Solved – Rules to apply Monte Carlo simulation of p-values for chi-squared test

chi-squared-testmonte carlor

I'd like to understand the use of Monte Carlo simulation in the chisq.test() function in R.

I have a qualitative variable which has 128 levels / classes. My sample size is 26 (I was not able to sample more "individuals"). So obviously, I will have some levels with 0 "individuals". But the fact is that I have only a very small number of classes represented out of the 127 possible. As I have heard that to apply chi-squared test we should have at least 5 individuals in each level (I do not completely understand the reason for that), I thought I had to use the simulate.p.value option to use Monte Carlo simulation to estimate the distribution and compute a p-value. Without Monte Carlo simulation, R gives me a p-value < 1e-16. With Monte Carlo simulation, it gives me a p-value at 4e-5.

I tried to compute the p-value with a vector of 26 ones and 101 zeros, and with Monte-Carlo simulation, I get a p-value at 1.

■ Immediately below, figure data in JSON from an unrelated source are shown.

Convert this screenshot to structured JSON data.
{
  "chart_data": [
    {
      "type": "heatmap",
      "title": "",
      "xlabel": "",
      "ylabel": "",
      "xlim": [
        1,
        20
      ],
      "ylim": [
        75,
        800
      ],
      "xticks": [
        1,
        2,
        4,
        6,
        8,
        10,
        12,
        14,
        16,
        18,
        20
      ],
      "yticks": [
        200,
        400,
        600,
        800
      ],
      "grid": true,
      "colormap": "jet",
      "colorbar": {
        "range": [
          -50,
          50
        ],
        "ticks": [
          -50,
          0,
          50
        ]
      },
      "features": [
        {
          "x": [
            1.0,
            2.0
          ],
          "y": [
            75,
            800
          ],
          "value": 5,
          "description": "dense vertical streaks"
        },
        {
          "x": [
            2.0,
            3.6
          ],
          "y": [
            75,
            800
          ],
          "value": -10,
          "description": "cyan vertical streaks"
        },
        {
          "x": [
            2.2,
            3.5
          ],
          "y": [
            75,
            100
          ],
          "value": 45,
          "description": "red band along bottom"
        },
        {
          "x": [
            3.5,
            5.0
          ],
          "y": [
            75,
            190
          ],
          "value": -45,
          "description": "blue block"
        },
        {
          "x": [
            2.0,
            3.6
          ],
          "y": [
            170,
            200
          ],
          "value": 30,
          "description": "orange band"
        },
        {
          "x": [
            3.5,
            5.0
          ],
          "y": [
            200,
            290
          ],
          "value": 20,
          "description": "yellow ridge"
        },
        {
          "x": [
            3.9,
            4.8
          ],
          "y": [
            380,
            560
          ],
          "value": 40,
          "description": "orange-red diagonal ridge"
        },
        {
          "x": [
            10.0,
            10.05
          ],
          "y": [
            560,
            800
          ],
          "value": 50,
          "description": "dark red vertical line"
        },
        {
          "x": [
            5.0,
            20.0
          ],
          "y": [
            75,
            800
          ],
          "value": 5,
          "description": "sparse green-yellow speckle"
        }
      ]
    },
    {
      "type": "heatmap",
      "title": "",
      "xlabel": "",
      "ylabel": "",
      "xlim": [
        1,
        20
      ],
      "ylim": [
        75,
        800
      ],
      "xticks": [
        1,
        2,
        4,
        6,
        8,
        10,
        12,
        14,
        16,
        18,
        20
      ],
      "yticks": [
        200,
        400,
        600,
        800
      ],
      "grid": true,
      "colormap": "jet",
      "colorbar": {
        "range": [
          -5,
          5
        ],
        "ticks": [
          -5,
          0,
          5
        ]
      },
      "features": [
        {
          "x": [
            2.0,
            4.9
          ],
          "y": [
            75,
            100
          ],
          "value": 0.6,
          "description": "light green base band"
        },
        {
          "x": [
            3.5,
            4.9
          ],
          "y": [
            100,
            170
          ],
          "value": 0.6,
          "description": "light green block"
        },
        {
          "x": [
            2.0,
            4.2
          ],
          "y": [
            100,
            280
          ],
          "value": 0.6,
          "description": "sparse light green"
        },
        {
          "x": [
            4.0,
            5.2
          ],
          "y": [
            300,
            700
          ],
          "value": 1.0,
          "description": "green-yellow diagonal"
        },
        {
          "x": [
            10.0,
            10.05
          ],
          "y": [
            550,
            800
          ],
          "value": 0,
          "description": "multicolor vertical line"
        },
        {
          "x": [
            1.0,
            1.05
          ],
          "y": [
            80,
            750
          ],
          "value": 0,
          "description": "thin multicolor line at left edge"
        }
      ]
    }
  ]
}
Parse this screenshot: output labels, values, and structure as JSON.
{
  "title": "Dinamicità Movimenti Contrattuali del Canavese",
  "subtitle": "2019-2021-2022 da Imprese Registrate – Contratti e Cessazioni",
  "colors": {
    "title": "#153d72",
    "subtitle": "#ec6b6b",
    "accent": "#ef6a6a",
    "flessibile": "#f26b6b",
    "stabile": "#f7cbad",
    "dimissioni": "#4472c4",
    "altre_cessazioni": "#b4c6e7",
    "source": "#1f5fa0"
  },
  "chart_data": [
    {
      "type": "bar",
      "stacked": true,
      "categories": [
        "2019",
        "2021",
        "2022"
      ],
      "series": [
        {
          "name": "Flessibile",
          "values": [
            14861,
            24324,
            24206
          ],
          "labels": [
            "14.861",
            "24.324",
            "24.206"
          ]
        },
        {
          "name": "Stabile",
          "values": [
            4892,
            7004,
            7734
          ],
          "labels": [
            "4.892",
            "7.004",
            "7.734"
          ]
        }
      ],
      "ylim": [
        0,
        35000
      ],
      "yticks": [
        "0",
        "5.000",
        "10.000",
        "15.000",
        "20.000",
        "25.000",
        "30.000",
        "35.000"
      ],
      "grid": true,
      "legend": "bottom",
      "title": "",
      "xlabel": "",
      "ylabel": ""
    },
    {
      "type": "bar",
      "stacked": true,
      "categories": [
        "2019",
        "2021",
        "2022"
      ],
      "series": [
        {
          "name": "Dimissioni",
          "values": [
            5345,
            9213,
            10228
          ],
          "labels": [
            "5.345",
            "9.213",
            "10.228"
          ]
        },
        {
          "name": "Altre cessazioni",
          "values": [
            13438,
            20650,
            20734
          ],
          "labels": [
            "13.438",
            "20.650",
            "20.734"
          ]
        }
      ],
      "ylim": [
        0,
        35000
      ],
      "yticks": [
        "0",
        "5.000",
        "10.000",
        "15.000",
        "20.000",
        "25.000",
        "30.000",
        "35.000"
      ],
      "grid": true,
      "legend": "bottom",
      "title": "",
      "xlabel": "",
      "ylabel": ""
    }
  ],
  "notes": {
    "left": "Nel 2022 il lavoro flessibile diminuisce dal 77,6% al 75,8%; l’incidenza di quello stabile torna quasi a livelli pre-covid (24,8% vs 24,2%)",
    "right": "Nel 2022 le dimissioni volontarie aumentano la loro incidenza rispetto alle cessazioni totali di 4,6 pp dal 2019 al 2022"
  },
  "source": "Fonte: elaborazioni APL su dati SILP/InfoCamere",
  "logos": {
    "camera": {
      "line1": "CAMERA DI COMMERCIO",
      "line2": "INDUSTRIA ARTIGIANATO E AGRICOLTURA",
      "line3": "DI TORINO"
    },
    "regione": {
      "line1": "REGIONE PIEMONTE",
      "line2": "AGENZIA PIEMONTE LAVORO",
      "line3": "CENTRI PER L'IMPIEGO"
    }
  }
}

Is it OK to state that, even if my sample size is small compared with the number of possible classes, the observed distribution is such that it is very unlikely that all possible classes exist at the same probability (1/127) in the real population?

Best Answer

By searching, it seems that the point of Monte-Carlo Simulation is to produce a reference distribution, based on randomly generated samples which will have the same size as the tested sample, in order to compute p-values when test conditions are not satisfied.

This is explained in Hope A. J Royal Stat Society Series B (1968) which can be found on JSTOR.

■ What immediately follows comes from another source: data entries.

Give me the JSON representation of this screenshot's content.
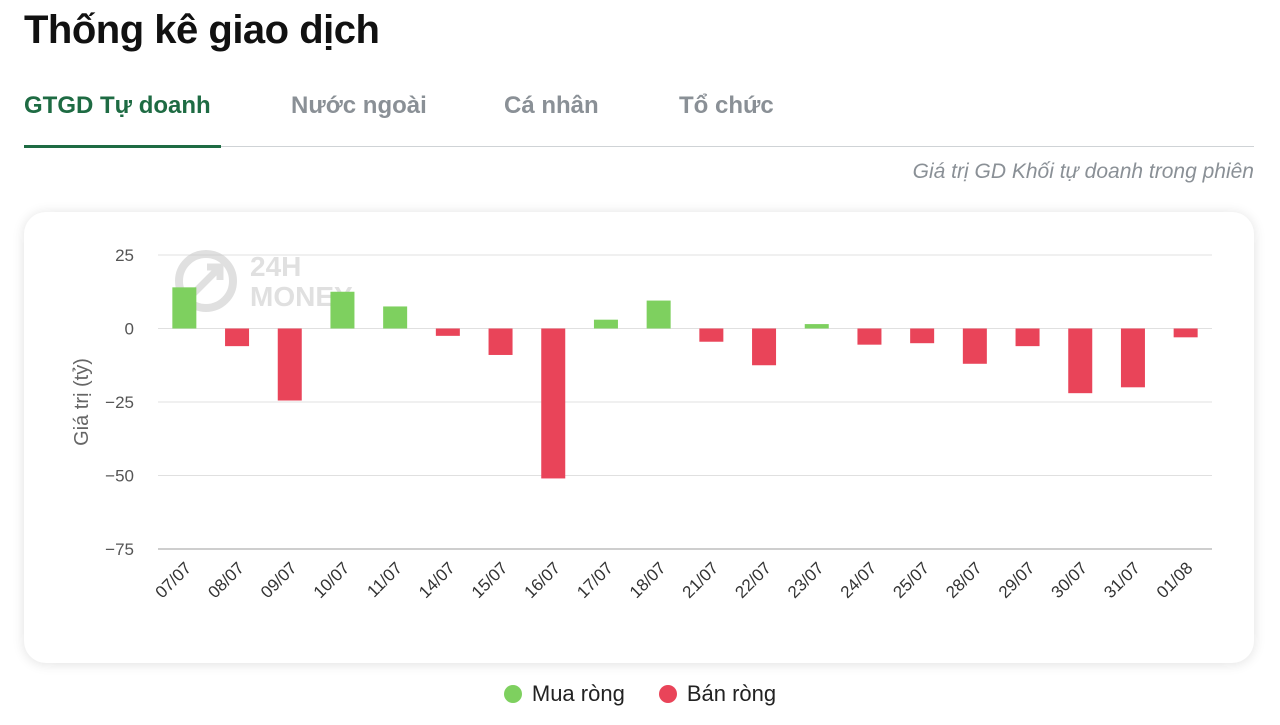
{
  "page": {
    "title": "Thống kê giao dịch",
    "subtitle": "Giá trị GD Khối tự doanh trong phiên"
  },
  "tabs": [
    {
      "label": "GTGD Tự doanh",
      "active": true
    },
    {
      "label": "Nước ngoài",
      "active": false
    },
    {
      "label": "Cá nhân",
      "active": false
    },
    {
      "label": "Tổ chức",
      "active": false
    }
  ],
  "watermark": {
    "text_top": "24H",
    "text_bottom": "MONEY"
  },
  "colors": {
    "positive": "#7ed05f",
    "negative": "#e94459",
    "accent": "#1e6b43",
    "grid": "#e0e0e0"
  },
  "chart_data": {
    "type": "bar",
    "ylabel": "Giá trị (tỷ)",
    "xlabel": "",
    "ylim": [
      -75,
      25
    ],
    "yticks": [
      25,
      0,
      -25,
      -50,
      -75
    ],
    "ytick_labels": [
      "25",
      "0",
      "−25",
      "−50",
      "−75"
    ],
    "grid": true,
    "legend_position": "bottom",
    "categories": [
      "07/07",
      "08/07",
      "09/07",
      "10/07",
      "11/07",
      "14/07",
      "15/07",
      "16/07",
      "17/07",
      "18/07",
      "21/07",
      "22/07",
      "23/07",
      "24/07",
      "25/07",
      "28/07",
      "29/07",
      "30/07",
      "31/07",
      "01/08"
    ],
    "values": [
      14,
      -6,
      -24.5,
      12.5,
      7.5,
      -2.5,
      -9,
      -51,
      3,
      9.5,
      -4.5,
      -12.5,
      1.5,
      -5.5,
      -5,
      -12,
      -6,
      -22,
      -20,
      -3
    ],
    "legend": [
      {
        "label": "Mua ròng",
        "color": "#7ed05f"
      },
      {
        "label": "Bán ròng",
        "color": "#e94459"
      }
    ]
  }
}
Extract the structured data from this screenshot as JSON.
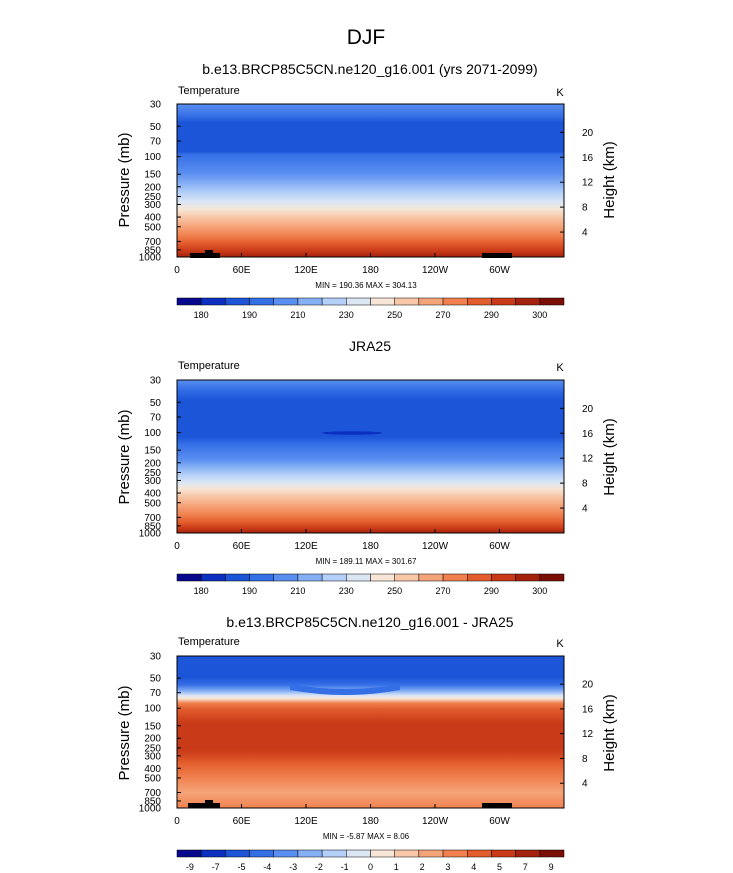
{
  "figure_title": "DJF",
  "chart_data": [
    {
      "type": "heatmap",
      "title": "b.e13.BRCP85C5CN.ne120_g16.001 (yrs 2071-2099)",
      "left_label": "Temperature",
      "right_label": "K",
      "ylabel": "Pressure (mb)",
      "ylabel_right": "Height (km)",
      "pressure_ticks": [
        "30",
        "50",
        "70",
        "100",
        "150",
        "200",
        "250",
        "300",
        "400",
        "500",
        "700",
        "850",
        "1000"
      ],
      "height_ticks": [
        "20",
        "16",
        "12",
        "8",
        "4"
      ],
      "lon_ticks": [
        "0",
        "60E",
        "120E",
        "180",
        "120W",
        "60W"
      ],
      "stats": "MIN = 190.36  MAX = 304.13",
      "colorbar_labels": [
        "180",
        "190",
        "210",
        "230",
        "250",
        "270",
        "290",
        "300"
      ],
      "colorbar_colors": [
        "#08088f",
        "#0b2fc0",
        "#1c55d8",
        "#356fe6",
        "#5a8ef0",
        "#86b0f5",
        "#b4d0f8",
        "#dbe6f5",
        "#f7e6d6",
        "#f8c7a8",
        "#f5a47a",
        "#f0814f",
        "#e25c2c",
        "#c93a18",
        "#a4220c",
        "#7a0f05"
      ]
    },
    {
      "type": "heatmap",
      "title": "JRA25",
      "left_label": "Temperature",
      "right_label": "K",
      "ylabel": "Pressure (mb)",
      "ylabel_right": "Height (km)",
      "pressure_ticks": [
        "30",
        "50",
        "70",
        "100",
        "150",
        "200",
        "250",
        "300",
        "400",
        "500",
        "700",
        "850",
        "1000"
      ],
      "height_ticks": [
        "20",
        "16",
        "12",
        "8",
        "4"
      ],
      "lon_ticks": [
        "0",
        "60E",
        "120E",
        "180",
        "120W",
        "60W"
      ],
      "stats": "MIN = 189.11  MAX = 301.67",
      "colorbar_labels": [
        "180",
        "190",
        "210",
        "230",
        "250",
        "270",
        "290",
        "300"
      ],
      "colorbar_colors": [
        "#08088f",
        "#0b2fc0",
        "#1c55d8",
        "#356fe6",
        "#5a8ef0",
        "#86b0f5",
        "#b4d0f8",
        "#dbe6f5",
        "#f7e6d6",
        "#f8c7a8",
        "#f5a47a",
        "#f0814f",
        "#e25c2c",
        "#c93a18",
        "#a4220c",
        "#7a0f05"
      ]
    },
    {
      "type": "heatmap",
      "title": "b.e13.BRCP85C5CN.ne120_g16.001 - JRA25",
      "left_label": "Temperature",
      "right_label": "K",
      "ylabel": "Pressure (mb)",
      "ylabel_right": "Height (km)",
      "pressure_ticks": [
        "30",
        "50",
        "70",
        "100",
        "150",
        "200",
        "250",
        "300",
        "400",
        "500",
        "700",
        "850",
        "1000"
      ],
      "height_ticks": [
        "20",
        "16",
        "12",
        "8",
        "4"
      ],
      "lon_ticks": [
        "0",
        "60E",
        "120E",
        "180",
        "120W",
        "60W"
      ],
      "stats": "MIN =  -5.87  MAX =  8.06",
      "colorbar_labels": [
        "-9",
        "-7",
        "-5",
        "-4",
        "-3",
        "-2",
        "-1",
        "0",
        "1",
        "2",
        "3",
        "4",
        "5",
        "7",
        "9"
      ],
      "colorbar_colors": [
        "#08088f",
        "#0b2fc0",
        "#1c55d8",
        "#356fe6",
        "#5a8ef0",
        "#86b0f5",
        "#b4d0f8",
        "#dbe6f5",
        "#f7e6d6",
        "#f8c7a8",
        "#f5a47a",
        "#f0814f",
        "#e25c2c",
        "#c93a18",
        "#a4220c",
        "#7a0f05"
      ]
    }
  ]
}
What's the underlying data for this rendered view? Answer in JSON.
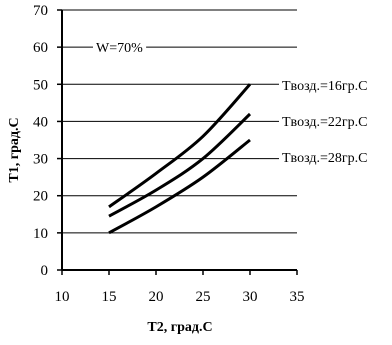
{
  "chart_data": {
    "type": "line",
    "title": "",
    "xlabel": "T2, град.С",
    "ylabel": "T1, град.С",
    "xlim": [
      10,
      35
    ],
    "ylim": [
      0,
      70
    ],
    "xticks": [
      10,
      15,
      20,
      25,
      30,
      35
    ],
    "yticks": [
      0,
      10,
      20,
      30,
      40,
      50,
      60,
      70
    ],
    "grid": "horizontal",
    "annotation": "W=70%",
    "series": [
      {
        "name": "Tвозд.=16гр.С",
        "x": [
          15,
          20,
          25,
          30
        ],
        "y": [
          17,
          26,
          36,
          50
        ]
      },
      {
        "name": "Tвозд.=22гр.С",
        "x": [
          15,
          20,
          25,
          30
        ],
        "y": [
          14.5,
          21.5,
          30,
          42
        ]
      },
      {
        "name": "Tвозд.=28гр.С",
        "x": [
          15,
          20,
          25,
          30
        ],
        "y": [
          10,
          17,
          25,
          35
        ]
      }
    ],
    "line_color": "#000000"
  }
}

Here is a relevant quote from the Hope paper:

Monte-Carlo significance test procedures consist of the comparison of the observed data with random samples generated in accordance with the hypothesis being tested. ... It is preferable to use a known test of good efficiency instead of a Monte-Carlo test procedure assuming that the alternative statistical hypothesis can be completely specified. However, it is not always possible to use such a test because the necessary conditions for applying the test may not be satisfied, or the underlying distribution may be unknown or it may be difficult to decide on an appropriate test criterion.